Quelque chose d’impalpable a changé

par · 14 octobre 2009

Entre dimanche le premier tour de la législative à Poissy, la sortie de Pierre Cardo devant le groupe UMP stigmatisant les gros couacs Mitterrand, Jean Sarkozy, sous les applaudissements de ses collègues et les questions d’actualité où les socialistes ont mis l’UMP dans la difficulté, quelque chose d’impalpable a changé. Et Jean Sarkozy en fait les frais.

Benoit Hamon n’avait pas tort de dire que l’affaire Mitterrand laisserait des traces. D’ailleurs Nicolas Sarkozy avait pris soin de ne piper mot. C’est le retour du refoulé. Et tout le monde, la presse en particulier se défoule.

A propos de presse, l’excellent Schneidermann indique sur son site que je m’en prends à Jean-Michel Normand. Je m’en prends pas, je conteste. Le préjugé d’un journaliste très drôle dans le privé mais qui systématise sur le papier son pessimisme militant à propos de la fin Parti Socialiste.

Les commentaires4 Commentaires

  1. topaz dit :

    Beaucoup de choses doivent changer dans notre société qui est emplie de paradoxes. La plupart des enfants naissent hors-mariage, on tend à la légalisation du mariage et de l’adoption par les couples homosexuels, et on refuse à une femme devenue veuve de devenir mère … L’insémination post-mortem n’est pas courante, mais devrait être, néanmoins, possible sans avoir recours à une procédure.

  2. topaz dit :

    Un nouveau suicide, le 25e chez France Télécom … C’est bien plus grave que toutes les polémiques du moment. Que fait le gouvernement, que fait l’opposition ? Allons-nous attendre encore d’autres drames sans rien faire ?

  3. topaz dit :

    Frédéric Mitterrand, Jean Sarkozy, Benoît Hamon qui s’est exprimé trop vite et mal rattrapé, ce sont des dysfontionnements secondaires qui vont se déliter aussi vite qu’ils sont apparus. Plus grave, lorsque l’on entend très brièvement que M. Aubry a songé à quitter la direction du parti -je la comprends … – et qu’elle en aurait été dissuadée par ses proches ? Camba, pourquoi ne vous exprimez-vous pas dans un Grand Jury, dans une tribune d’hebdomadaire pour poser les vraies questions et exprimer une position claire sur les vrais sujets ? Vous en avez l’étoffe et les moyens, vous êtes au-dessus de la mêlée, les militants vous font confiance, vous nagez bien à l’international et vous gardez la tête hors de l’eau dans le marigot national. Face à tous les égos exacerbés, qui piaffent d’impatience, vous êtes trop modeste et trop en retrait.
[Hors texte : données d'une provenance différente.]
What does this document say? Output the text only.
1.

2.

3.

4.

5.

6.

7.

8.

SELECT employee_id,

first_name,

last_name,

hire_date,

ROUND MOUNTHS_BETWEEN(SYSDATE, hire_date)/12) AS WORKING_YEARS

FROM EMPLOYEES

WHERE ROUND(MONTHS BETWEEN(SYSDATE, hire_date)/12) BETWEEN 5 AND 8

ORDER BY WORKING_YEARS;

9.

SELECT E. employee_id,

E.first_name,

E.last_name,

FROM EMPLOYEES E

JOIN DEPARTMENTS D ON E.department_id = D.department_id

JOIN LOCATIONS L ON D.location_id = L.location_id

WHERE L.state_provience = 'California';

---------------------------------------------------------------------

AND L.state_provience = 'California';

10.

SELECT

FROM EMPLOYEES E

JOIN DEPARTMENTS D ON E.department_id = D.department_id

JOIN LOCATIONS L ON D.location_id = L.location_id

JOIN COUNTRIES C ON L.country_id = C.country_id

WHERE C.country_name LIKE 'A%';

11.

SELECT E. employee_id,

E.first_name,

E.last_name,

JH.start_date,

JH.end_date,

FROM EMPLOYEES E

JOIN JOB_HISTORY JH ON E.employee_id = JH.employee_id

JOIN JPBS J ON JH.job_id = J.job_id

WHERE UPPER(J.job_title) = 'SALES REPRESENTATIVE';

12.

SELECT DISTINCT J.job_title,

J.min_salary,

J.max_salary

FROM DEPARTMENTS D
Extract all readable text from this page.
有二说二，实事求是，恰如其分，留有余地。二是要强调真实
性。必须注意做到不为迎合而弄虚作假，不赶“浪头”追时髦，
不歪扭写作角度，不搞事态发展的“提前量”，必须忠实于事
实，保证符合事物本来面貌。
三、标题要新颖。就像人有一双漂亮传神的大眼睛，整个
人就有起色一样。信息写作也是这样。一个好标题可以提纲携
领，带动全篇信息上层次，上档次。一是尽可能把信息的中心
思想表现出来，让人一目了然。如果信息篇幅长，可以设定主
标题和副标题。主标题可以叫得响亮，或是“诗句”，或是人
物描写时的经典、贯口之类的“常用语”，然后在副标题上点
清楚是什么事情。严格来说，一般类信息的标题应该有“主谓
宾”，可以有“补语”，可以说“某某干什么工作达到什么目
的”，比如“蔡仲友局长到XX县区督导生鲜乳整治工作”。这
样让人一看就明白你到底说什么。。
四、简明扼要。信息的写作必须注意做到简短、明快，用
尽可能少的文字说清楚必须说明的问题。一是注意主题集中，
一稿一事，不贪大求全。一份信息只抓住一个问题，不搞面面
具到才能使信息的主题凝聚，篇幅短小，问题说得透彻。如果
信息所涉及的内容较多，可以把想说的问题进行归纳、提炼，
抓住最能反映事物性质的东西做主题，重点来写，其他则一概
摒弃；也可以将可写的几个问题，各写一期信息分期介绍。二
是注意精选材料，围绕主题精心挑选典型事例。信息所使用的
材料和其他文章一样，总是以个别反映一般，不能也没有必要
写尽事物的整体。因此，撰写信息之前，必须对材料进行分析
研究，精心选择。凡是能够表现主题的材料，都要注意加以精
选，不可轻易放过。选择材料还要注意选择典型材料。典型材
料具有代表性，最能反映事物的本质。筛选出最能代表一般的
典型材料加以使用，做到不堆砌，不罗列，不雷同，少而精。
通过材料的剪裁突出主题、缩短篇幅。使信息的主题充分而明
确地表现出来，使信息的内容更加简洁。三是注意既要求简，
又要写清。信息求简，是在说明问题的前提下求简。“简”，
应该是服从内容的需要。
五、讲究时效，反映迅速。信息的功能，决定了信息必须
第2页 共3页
Vous auriez été parfait ailleurs, mais c’était impossible à gérer… Le jeu politique est décidément pervers …

  4. Beauquier dit :

    Jean Sarkozy: ne pas lâcher le morceau…
    Quoi que tente ou essaye l’Elysée en contre-feu, en citant les enfants d’autres présidents, il n’y a aucun exemple comparable à ce hold-up de gangster sur un département tout entier.
    Ni aucun exemple de courtisanerie apeurée et aussi véhémente de la part des élus d’un parti ou de ministres.
    C’est le triomphe de la corruption et de la bassesse dans la République.
    Il faut pilonner sans cesse et sans pitié!